Mix dry ingredients. In a large mixing bowl, whisk together the cake mix, flour, granulated sugar, salt, and pudding mix until evenly combined.
Mix wet ingredients. In a separate bowl, whisk together the eggs, sour cream, vegetable oil, milk, and vanilla extract until smooth.
Make batter. Add the wet ingredients to the dry ingredients and mix just until no flour streaks remain. Do not overmix.
Color batter. Divide the batter into bowls and add food coloring, stirring until evenly colored.
Fill pans. Spoon the colored batter into the prepared pans, alternating colors as you go. Gently swirl with a toothpick if desired.
Bake. Bake for 25 to 30 minutes, or until a toothpick inserted into the center comes out clean.
Cool cakes. Let the cakes cool in the pans for 10 minutes, then turn out onto wire racks to cool completely. Remove parchment and level the tops if needed.
Prepare filling. While the cakes bake, prepare the vanilla pudding according to package directions. Press plastic wrap directly onto the surface and let cool completely.
Make frosting. Beat the cream cheese and powdered sugar together until smooth. In a separate bowl, whip the heavy cream and vanilla to stiff peaks. Gently fold the cream cheese mixture into the whipped cream until smooth and fluffy. Reserve 2 cups of frosting for decorating and refrigerate.

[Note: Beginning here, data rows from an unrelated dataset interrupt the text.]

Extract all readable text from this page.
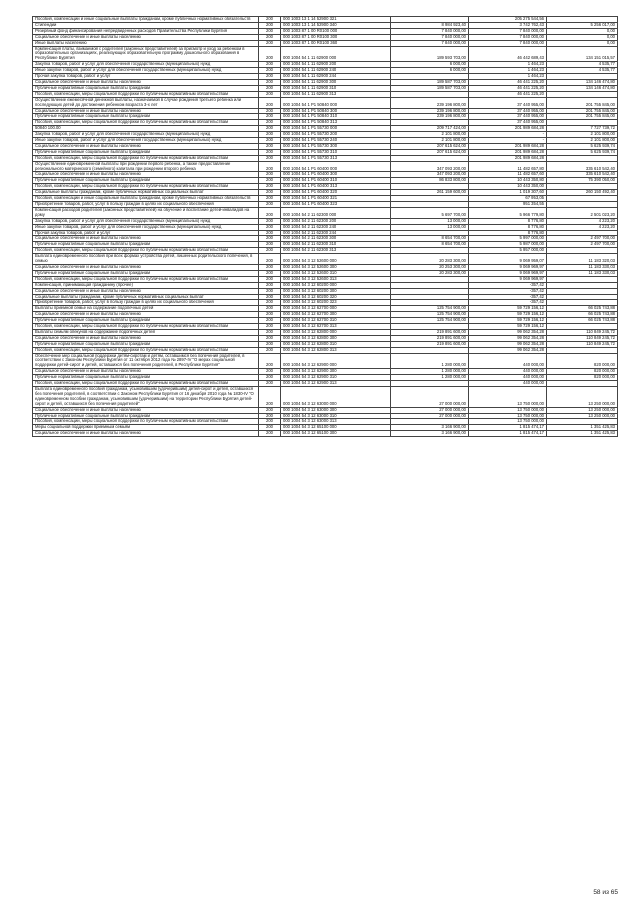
Пособия, компенсации и иные социальные выплаты гражданам, кроме публичных нормативных обязательств	200	000 1003 13 1 14 52900 321		205 275 544,56	
Стипендии	200	000 1003 13 1 14 52900 340	8 984 923,40	3 742 762,43	5 256 017,00
Резервный фонд финансирования непредвиденных расходов Правительства Республики Бурятия	200	000 1003 87 1 00 R0100 000	7 840 000,00	7 840 000,00	0,00
Социальное обеспечение и иные выплаты населению	200	000 1003 87 1 00 R0100 300	7 840 000,00	7 840 000,00	0,00
Иные выплаты населению	200	000 1003 87 1 00 R0100 360	7 840 000,00	7 840 000,00	0,00
Компенсация платы, взимаемой с родителей (законных представителей) за присмотр и уход за ребенком в образовательных организациях, реализующих образовательную программу дошкольного образования в Республике Бурятия	200	000 1004 54 1 11 62900 000	189 593 703,00	46 442 689,43	134 151 015,57
Закупка товаров, работ и услуг для обеспечения государственных (муниципальных) нужд	200	000 1004 54 1 11 62900 200	6 000,00	1 464,23	4 535,77
Иные закупки товаров, работ и услуг для обеспечения государственных (муниципальных) нужд	200	000 1004 54 1 11 62900 240	6 000,00	1 464,23	4 535,77
Прочая закупка товаров, работ и услуг	200	000 1004 54 1 11 62900 244		1 464,23	
Социальное обеспечение и иные выплаты населению	200	000 1004 54 1 11 62900 300	189 587 703,00	46 441 225,20	134 146 474,80
Публичные нормативные социальные выплаты гражданам	200	000 1004 54 1 11 62900 310	189 587 703,00	46 441 225,20	134 146 474,80
Пособия, компенсации, меры социальной поддержки по публичным нормативным обязательствам	200	000 1004 54 1 11 62900 313		46 441 225,20	
Осуществление ежемесячной денежной выплаты, назначаемой в случае рождения третьего ребенка или последующих детей до достижения ребенком возраста 3-х лет	200	000 1004 54 1 P1 50840 000	239 196 800,00	37 440 955,00	201 755 845,00
Социальное обеспечение и иные выплаты населению	200	000 1004 54 1 P1 50840 300	239 196 800,00	37 440 955,00	201 755 845,00
Публичные нормативные социальные выплаты гражданам	200	000 1004 54 1 P1 50840 310	239 196 800,00	37 440 955,00	201 755 845,00
Пособия, компенсации, меры социальной поддержки по публичным нормативным обязательствам	200	000 1004 54 1 P1 50840 313		37 440 955,00	
50840 100.00	200	000 1004 54 1 P1 55730 000	209 717 424,00	201 989 684,28	7 727 739,72
Закупка товаров, работ и услуг для обеспечения государственных (муниципальных) нужд	200	000 1004 54 1 P1 55730 200	2 101 800,00	-	2 101 800,00
Иные закупки товаров, работ и услуг для обеспечения государственных (муниципальных) нужд	200	000 1004 54 1 P1 55730 240	2 101 800,00	-	2 101 800,00
Социальное обеспечение и иные выплаты населению	200	000 1004 54 1 P1 55730 300	207 615 624,00	201 989 684,28	5 625 939,74
Публичные нормативные социальные выплаты гражданам	200	000 1004 54 1 P1 55730 310	207 615 624,00	201 989 684,28	5 625 939,74
Пособия, компенсации, меры социальной поддержки по публичным нормативным обязательствам	200	000 1004 54 1 P1 55730 313		201 989 684,28	
Осуществление единовременной выплаты при рождении первого ребенка, а также предоставление регионального материнского (семейного) капитала при рождении второго ребенка	200	000 1004 54 1 P1 60400 000	347 093 200,00	11 482 657,80	335 610 542,40
Социальное обеспечение и иные выплаты населению	200	000 1004 54 1 P1 60400 300	347 093 200,00	11 482 657,60	335 610 542,40
Публичные нормативные социальные выплаты гражданам	200	000 1004 54 1 P1 60400 310	86 833 800,00	10 443 350,80	75 390 050,00
Пособия, компенсации, меры социальной поддержки по публичным нормативным обязательствам	200	000 1004 54 1 P1 60400 313		10 443 350,00	
Социальные выплаты гражданам, кроме публичных нормативных социальных выплат	200	000 1004 54 1 P1 60400 320	261 159 600,00	1 019 307,60	260 150 492,40
Пособия, компенсации и иные социальные выплаты гражданам, кроме публичных нормативных обязательств	200	000 1004 54 1 P1 60400 321		67 953,05	
Приобретение товаров, работ, услуг в пользу граждан в целях их социального обеспечения	200	000 1004 54 1 P1 60400 323		951 354,55	
Компенсация расходов родителей (законных представителей) на обучение и воспитание детей-инвалидов на дому	200	000 1004 54 2 11 62300 000	5 697 700,00	5 966 779,80	2 501 023,20
Закупка товаров, работ и услуг для обеспечения государственных (муниципальных) нужд	200	000 1004 54 2 11 62300 200	13 000,00	8 776,80	4 223,20
Иные закупки товаров, работ и услуг для обеспечения государственных (муниципальных) нужд	200	000 1004 54 2 11 62300 240	13 000,00	8 776,80	4 223,20
Прочая закупка товаров, работ и услуг	200	000 1004 54 2 11 62300 244		8 776,80	
Социальное обеспечение и иные выплаты населению	200	000 1004 54 2 11 62300 300	8 654 700,00	5 997 000,00	2 497 700,00
Публичные нормативные социальные выплаты гражданам	200	000 1004 54 2 11 62300 310	8 654 700,00	5 987 000,00	2 497 700,00
Пособия, компенсации, меры социальной поддержки по публичным нормативным обязательствам	200	000 1004 54 2 11 62300 313		5 957 000,00	
Выплата единовременного пособия при всех формах устройства детей, лишенных родительского попечения, в семью	200	000 1004 54 3 12 52600 000	20 283 300,00	9 069 959,07	11 183 320,03
Социальное обеспечение и иные выплаты населению	200	000 1004 54 3 12 52600 300	20 253 300,00	9 069 969,97	11 183 330,03
Публичные нормативные социальные выплаты гражданам	200	000 1004 54 3 12 52600 310	20 283 300,00	9 069 969,97	11 183 330,03
Пособия, компенсации, меры социальной поддержки по публичным нормативным обязательствам	200	000 1004 54 3 12 52600 313		9 069 969,97	
Компенсация, принимающая гражданину (прочее)	200	000 1004 54 3 12 60200 000		-357,42	
Социальное обеспечение и иные выплаты населению	200	000 1004 54 3 12 60200 300		-357,42	
Социальные выплаты гражданам, кроме публичных нормативных социальных выплат	200	000 1004 54 3 12 60200 320		-357,42	
Приобретение товаров, работ, услуг в пользу граждан в целях их социального обеспечения	200	000 1004 54 3 12 60200 323		-357,42	
Выплаты приемной семье на содержание подопечных детей	200	000 1004 54 3 12 62700 000	125 754 900,00	59 729 156,12	66 025 743,88
Социальное обеспечение и иные выплаты населению	200	000 1004 54 3 12 62700 300	125 754 900,00	59 729 156,12	66 025 743,88
Публичные нормативные социальные выплаты гражданам	200	000 1004 54 3 12 62700 310	125 754 900,00	59 729 156,12	66 025 743,88
Пособия, компенсации, меры социальной поддержки по публичным нормативным обязательствам	200	000 1004 54 3 12 62700 313		59 729 156,12	
Выплаты семьям опекунов на содержание подопечных детей	200	000 1004 54 3 12 62800 000	219 891 600,00	99 062 354,28	110 849 245,72
Социальное обеспечение и иные выплаты населению	200	000 1004 54 3 12 62800 300	219 891 600,00	99 062 354,28	110 849 245,72
Публичные нормативные социальные выплаты гражданам	200	000 1004 54 3 12 62800 310	219 891 600,00	99 062 354,28	110 849 245,72
Пособия, компенсации, меры социальной поддержки по публичным нормативным обязательствам	200	000 1004 54 3 12 62800 313		99 062 354,28	
Обеспечение мер социальной поддержки детям-сиротам и детям, оставшимся без попечения родителей, в соответствии с Законом Республики Бурятия от 11 октября 2012 года № 2897-IV "О мерах социальной поддержки детей-сирот и детей, оставшихся без попечения родителей, в Республике Бурятия"	200	000 1004 54 3 12 62900 000	1 280 000,00	440 000,00	820 000,00
Социальное обеспечение и иные выплаты населению	200	000 1004 54 3 12 62900 300	1 280 000,00	440 000,00	820 000,00
Публичные нормативные социальные выплаты гражданам	200	000 1004 54 3 12 62900 310	1 280 000,00	440 000,00	820 000,00
Пособия, компенсации, меры социальной поддержки по публичным нормативным обязательствам	200	000 1004 54 3 12 62900 313		440 000,00	
Выплата единовременного пособия гражданам, усыновившим (удочерившим) детей-сирот и детей, оставшихся без попечения родителей, в соответствии с Законом Республики Бурятия от 16 декабря 2010 года № 1830-IV "О единовременном пособии гражданам, усыновившим (удочерившим) на территории Республики Бурятия детей-сирот и детей, оставшихся без попечения родителей"	200	000 1004 54 3 12 63000 000	27 000 000,00	13 750 000,00	13 250 000,00
Социальное обеспечение и иные выплаты населению	200	000 1004 54 3 12 63000 300	27 000 000,00	13 750 000,00	13 250 000,00
Публичные нормативные социальные выплаты гражданам	200	000 1004 54 3 12 63000 310	27 000 000,00	13 750 000,00	13 250 000,00
Пособия, компенсации, меры социальной поддержки по публичным нормативным обязательствам	200	000 1004 54 3 12 63000 313		13 750 000,00	
Меры социальной поддержки приемным семьям	200	000 1004 54 3 12 65100 000	3 166 900,00	1 815 474,17	1 351 425,83
Социальное обеспечение и иные выплаты населению	200	000 1004 54 3 12 65100 300	3 166 900,00	1 815 474,17	1 351 425,83
58 из 65
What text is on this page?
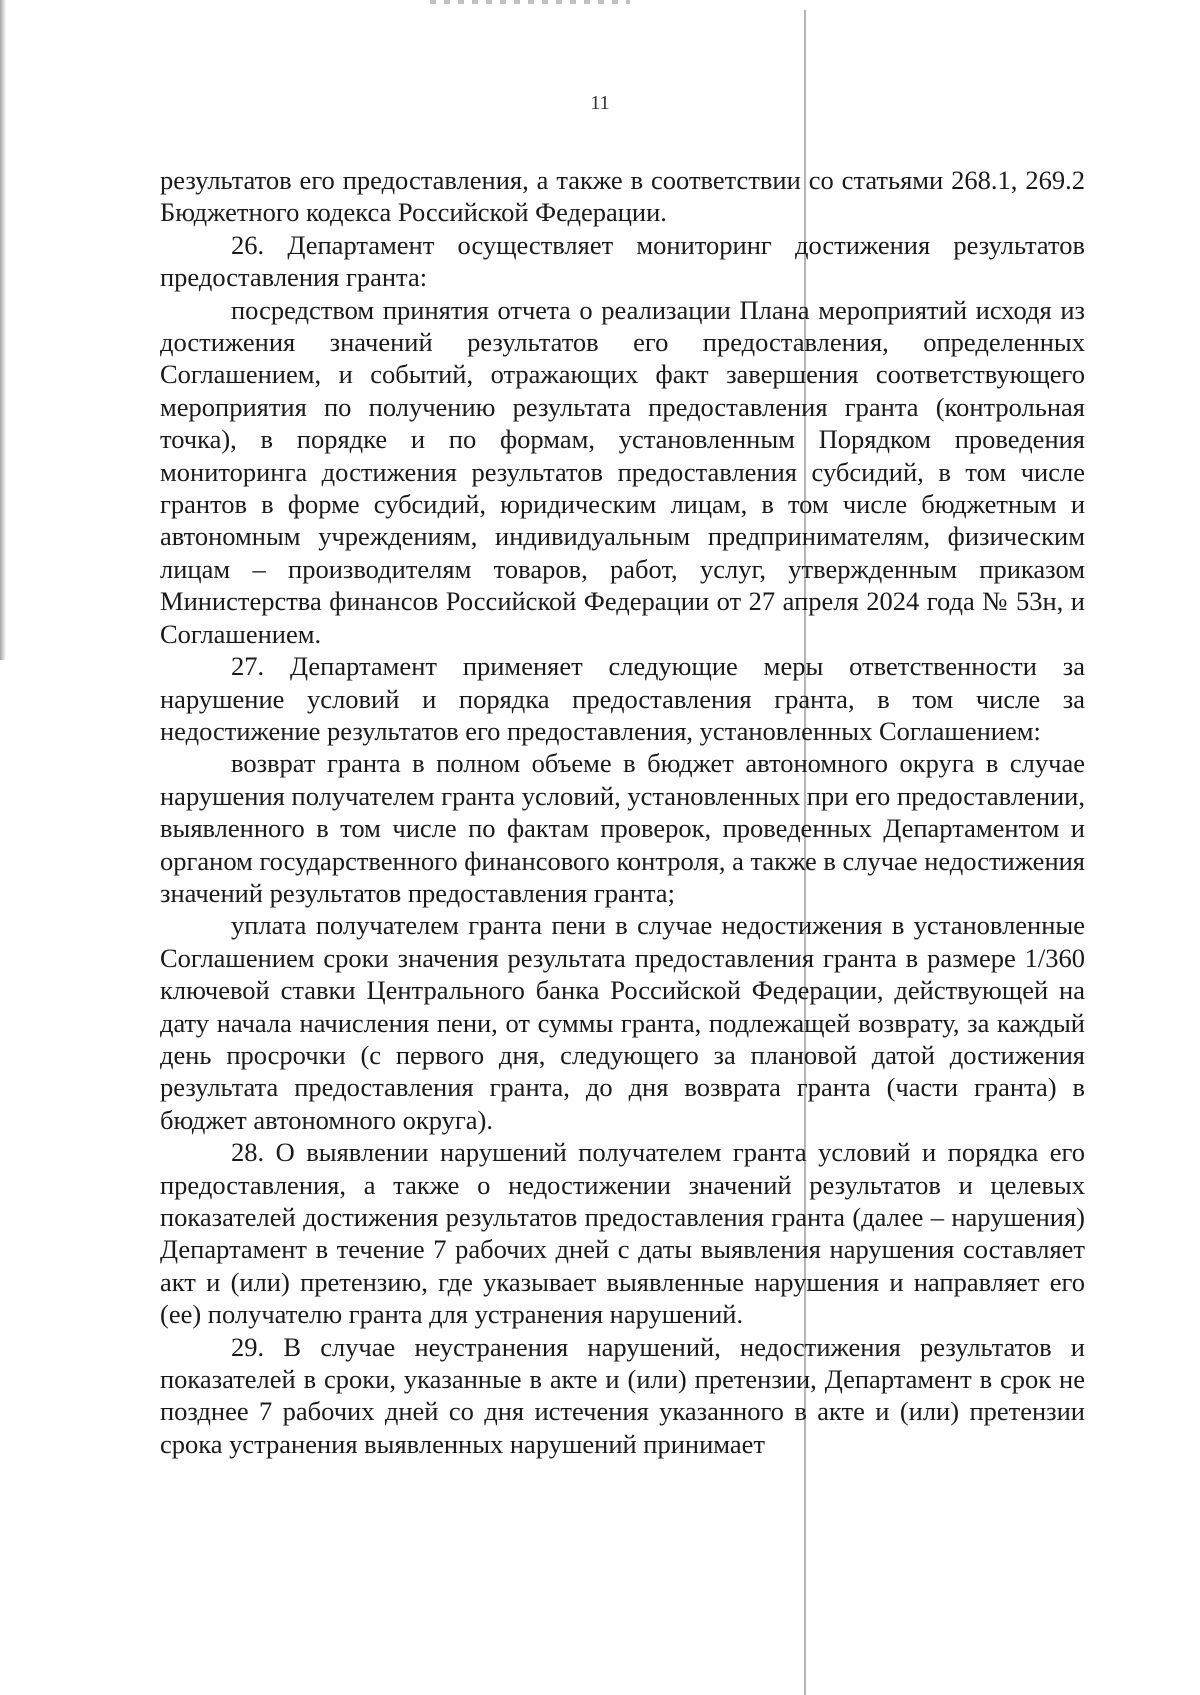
11

результатов его предоставления, а также в соответствии со статьями 268.1, 269.2 Бюджетного кодекса Российской Федерации.

26. Департамент осуществляет мониторинг достижения результатов предоставления гранта:

посредством принятия отчета о реализации Плана мероприятий исходя из достижения значений результатов его предоставления, определенных Соглашением, и событий, отражающих факт завершения соответствующего мероприятия по получению результата предоставления гранта (контрольная точка), в порядке и по формам, установленным Порядком проведения мониторинга достижения результатов предоставления субсидий, в том числе грантов в форме субсидий, юридическим лицам, в том числе бюджетным и автономным учреждениям, индивидуальным предпринимателям, физическим лицам – производителям товаров, работ, услуг, утвержденным приказом Министерства финансов Российской Федерации от 27 апреля 2024 года № 53н, и Соглашением.

27. Департамент применяет следующие меры ответственности за нарушение условий и порядка предоставления гранта, в том числе за недостижение результатов его предоставления, установленных Соглашением:

возврат гранта в полном объеме в бюджет автономного округа в случае нарушения получателем гранта условий, установленных при его предоставлении, выявленного в том числе по фактам проверок, проведенных Департаментом и органом государственного финансового контроля, а также в случае недостижения значений результатов предоставления гранта;

уплата получателем гранта пени в случае недостижения в установленные Соглашением сроки значения результата предоставления гранта в размере 1/360 ключевой ставки Центрального банка Российской Федерации, действующей на дату начала начисления пени, от суммы гранта, подлежащей возврату, за каждый день просрочки (с первого дня, следующего за плановой датой достижения результата предоставления гранта, до дня возврата гранта (части гранта) в бюджет автономного округа).

28. О выявлении нарушений получателем гранта условий и порядка его предоставления, а также о недостижении значений результатов и целевых показателей достижения результатов предоставления гранта (далее – нарушения) Департамент в течение 7 рабочих дней с даты выявления нарушения составляет акт и (или) претензию, где указывает выявленные нарушения и направляет его (ее) получателю гранта для устранения нарушений.

29. В случае неустранения нарушений, недостижения результатов и показателей в сроки, указанные в акте и (или) претензии, Департамент в срок не позднее 7 рабочих дней со дня истечения указанного в акте и (или) претензии срока устранения выявленных нарушений принимает
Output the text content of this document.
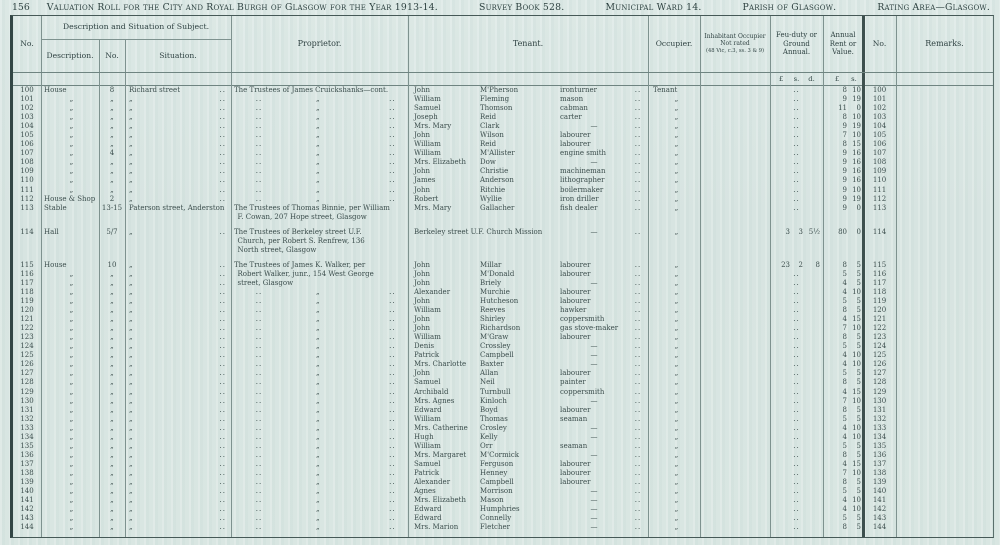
156 Valuation Roll for the City and Royal Burgh of Glasgow for the Year 1913-14.	Survey Book 528.	Municipal Ward 14.	Parish of Glasgow.	Rating Area—Glasgow.
No.
Description and Situation of Subject.
Description.	No.	Situation.
Proprietor.	Tenant.	Occupier.
Inhabitant Occupier
Not rated
(48 Vic, c.3, ss. 3 & 9)
Feu-duty or Ground Annual.
Annual Rent or Value.
No.	Remarks.
£	s.	d.	£	s.
100	House	8	Richard street	..	The Trustees of James Cruickshanks—cont.	John	M'Pherson	ironturner	..	Tenant	..	8 10	100
101	„	„	„	..	..	„	..	William	Fleming	mason	..	„	..	9 19	101
102	„	„	„	..	..	„	..	Samuel	Thomson	cabman	..	„	..	11	0	102
103	„	„	„	..	..	„	..	Joseph	Reid	carter	..	„	..	8 10	103
104	„	„	„	..	..	„	..	Mrs. Mary	Clark	—	..	„	..	9 19	104
105	„	„	„	..	..	„	..	John	Wilson	labourer	..	„	..	7 10	105
106	„	„	„	..	..	„	..	William	Reid	labourer	..	„	..	8 15	106
107	„	4	„	..	..	„	..	William	M'Allister	engine smith	..	„	..	9 16	107
108	„	„	„	..	..	„	..	Mrs. Elizabeth	Dow	—	..	„	..	9 16	108
109	„	„	„	..	..	„	..	John	Christie	machineman	..	„	..	9 16	109
110	„	„	„	..	..	„	..	James	Anderson	lithographer	..	„	..	9 16	110
111	„	„	„	..	..	„	..	John	Ritchie	boilermaker	..	„	..	9 10	111
112	House & Shop	2	„	..	..	„	..	Robert	Wyllie	iron driller	..	„	..	9 19	112
113	Stable	13-15 Paterson street, Anderston	The Trustees of Thomas Binnie, per William	Mrs. Mary	Gallacher	fish dealer	..	„	..	9	0	113
 F. Cowan, 207 Hope street, Glasgow
114	Hall	5/7	„	..	The Trustees of Berkeley street U.F.	Berkeley street U.F. Church Mission	—	..	„	3	3 5½	80	0	114
 Church, per Robert S. Renfrew, 136
 North street, Glasgow
115	House	10	„	..	The Trustees of James K. Walker, per	John	Millar	labourer	..	„	23	2	8	8	5	115
116	„	„	„	..	 Robert Walker, junr., 154 West George	John	M'Donald	labourer	..	„	..	5	5	116
117	„	„	„	..	 street, Glasgow	John	Briely	—	..	„	..	4	5	117
118	„	„	„	..	..	„	..	Alexander	Murchie	labourer	..	„	..	4 10	118
119	„	„	„	..	..	„	..	John	Hutcheson	labourer	..	„	..	5	5	119
120	„	„	„	..	..	„	..	William	Reeves	hawker	..	„	..	8	5	120
121	„	„	„	..	..	„	..	John	Shirley	coppersmith	..	„	..	4 15	121
122	„	„	„	..	..	„	..	John	Richardson	gas stove-maker	..	„	..	7 10	122
123	„	„	„	..	..	„	..	William	M'Graw	labourer	..	„	..	8	5	123
124	„	„	„	..	..	„	..	Denis	Crossley	—	..	„	..	5	5	124
125	„	„	„	..	..	„	..	Patrick	Campbell	—	..	„	..	4 10	125
126	„	„	„	..	..	„	..	Mrs. Charlotte	Baxter	—	..	„	..	4 10	126
127	„	„	„	..	..	„	..	John	Allan	labourer	..	„	..	5	5	127
128	„	„	„	..	..	„	..	Samuel	Neil	painter	..	„	..	8	5	128
129	„	„	„	..	..	„	..	Archibald	Turnbull	coppersmith	..	„	..	4 15	129
130	„	„	„	..	..	„	..	Mrs. Agnes	Kinloch	—	..	„	..	7 10	130
131	„	„	„	..	..	„	..	Edward	Boyd	labourer	..	„	..	8	5	131
132	„	„	„	..	..	„	..	William	Thomas	seaman	..	„	..	5	5	132
133	„	„	„	..	..	„	..	Mrs. Catherine	Crosley	—	..	„	..	4 10	133
134	„	„	„	..	..	„	..	Hugh	Kelly	—	..	„	..	4 10	134
135	„	„	„	..	..	„	..	William	Orr	seaman	..	„	..	5	5	135
136	„	„	„	..	..	„	..	Mrs. Margaret	M'Cormick	—	..	„	..	8	5	136
137	„	„	„	..	..	„	..	Samuel	Ferguson	labourer	..	„	..	4 15	137
138	„	„	„	..	..	„	..	Patrick	Henney	labourer	..	„	..	7 10	138
139	„	„	„	..	..	„	..	Alexander	Campbell	labourer	..	„	..	8	5	139
140	„	„	„	..	..	„	..	Agnes	Morrison	—	..	„	..	5	5	140
141	„	„	„	..	..	„	..	Mrs. Elizabeth	Mason	—	..	„	..	4 10	141
142	„	„	„	..	..	„	..	Edward	Humphries	—	..	„	..	4 10	142
143	„	„	„	..	..	„	..	Edward	Connelly	—	..	„	..	5	5	143
144	„	„	„	..	..	„	..	Mrs. Marion	Fletcher	—	..	„	..	8	5	144
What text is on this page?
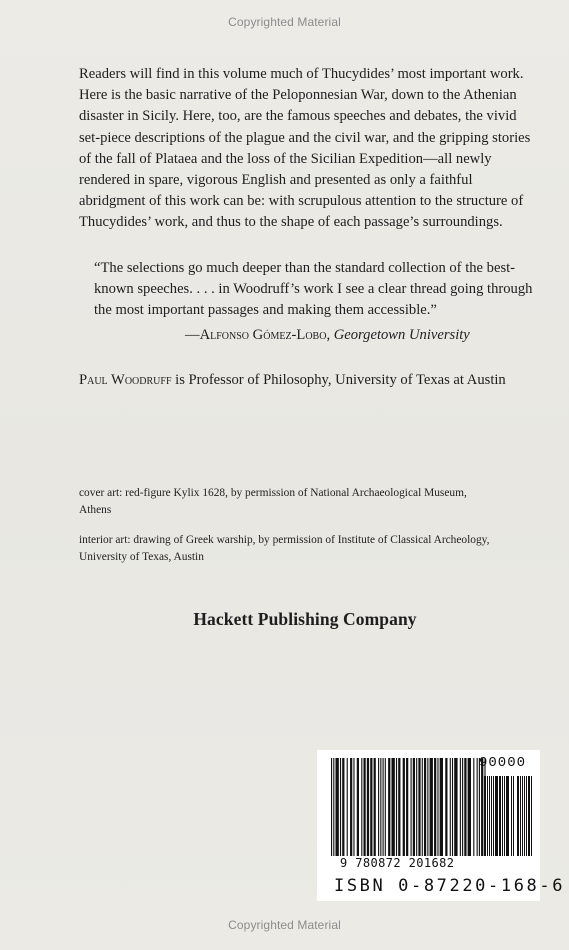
Copyrighted Material

Readers will find in this volume much of Thucydides’ most important work. Here is the basic narrative of the Peloponnesian War, down to the Athenian disaster in Sicily. Here, too, are the famous speeches and debates, the vivid set-piece descriptions of the plague and the civil war, and the gripping stories of the fall of Plataea and the loss of the Sicilian Expedition—all newly rendered in spare, vigorous English and presented as only a faithful abridgment of this work can be: with scrupulous attention to the structure of Thucydides’ work, and thus to the shape of each passage’s surroundings.

“The selections go much deeper than the standard collection of the best-known speeches. . . . in Woodruff’s work I see a clear thread going through the most important passages and making them accessible.”

—Alfonso Gómez-Lobo, Georgetown University

Paul Woodruff is Professor of Philosophy, University of Texas at Austin

cover art: red-figure Kylix 1628, by permission of National Archaeological Museum, Athens

interior art: drawing of Greek warship, by permission of Institute of Classical Archeology, University of Texas, Austin

Hackett Publishing Company
90000
9 780872 201682
ISBN 0-87220-168-6
Copyrighted Material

Assemble cake. Place one cake layer on a serving plate. Pipe a ring of frosting around the edge and spread pudding evenly inside. Add the second layer and repeat. Top with the final layer. Chill for 30 to 60 minutes if the cake feels soft.
Crumb coat. Spread a thin layer of frosting over the entire cake to trap crumbs. Chill for 20 to 30 minutes.
Final frosting. Apply a final layer of frosting to the sides and top, smoothing to about ¼-inch thickness.
Decorate. Color the reserved frosting as desired and transfer to piping bags with various tips. Pipe swirls and designs, then finish with sprinkles and unicorn decorations.
Notes
Food coloring. Gel food coloring provides vibrant color without thinning the batter.
Make ahead. Cake layers can be baked and frozen in advance. Pudding filling can be prepared a day ahead and refrigerated.
Leveling. Level cake layers once fully cooled using a serrated knife or cake leveler.
Smoothing. Use a cake scraper or straight-edged tool for a smooth frosting finish.
Storage. Store the assembled cake in the refrigerator due to the pudding filling. Remove 20 to 30 minutes before serving for best texture.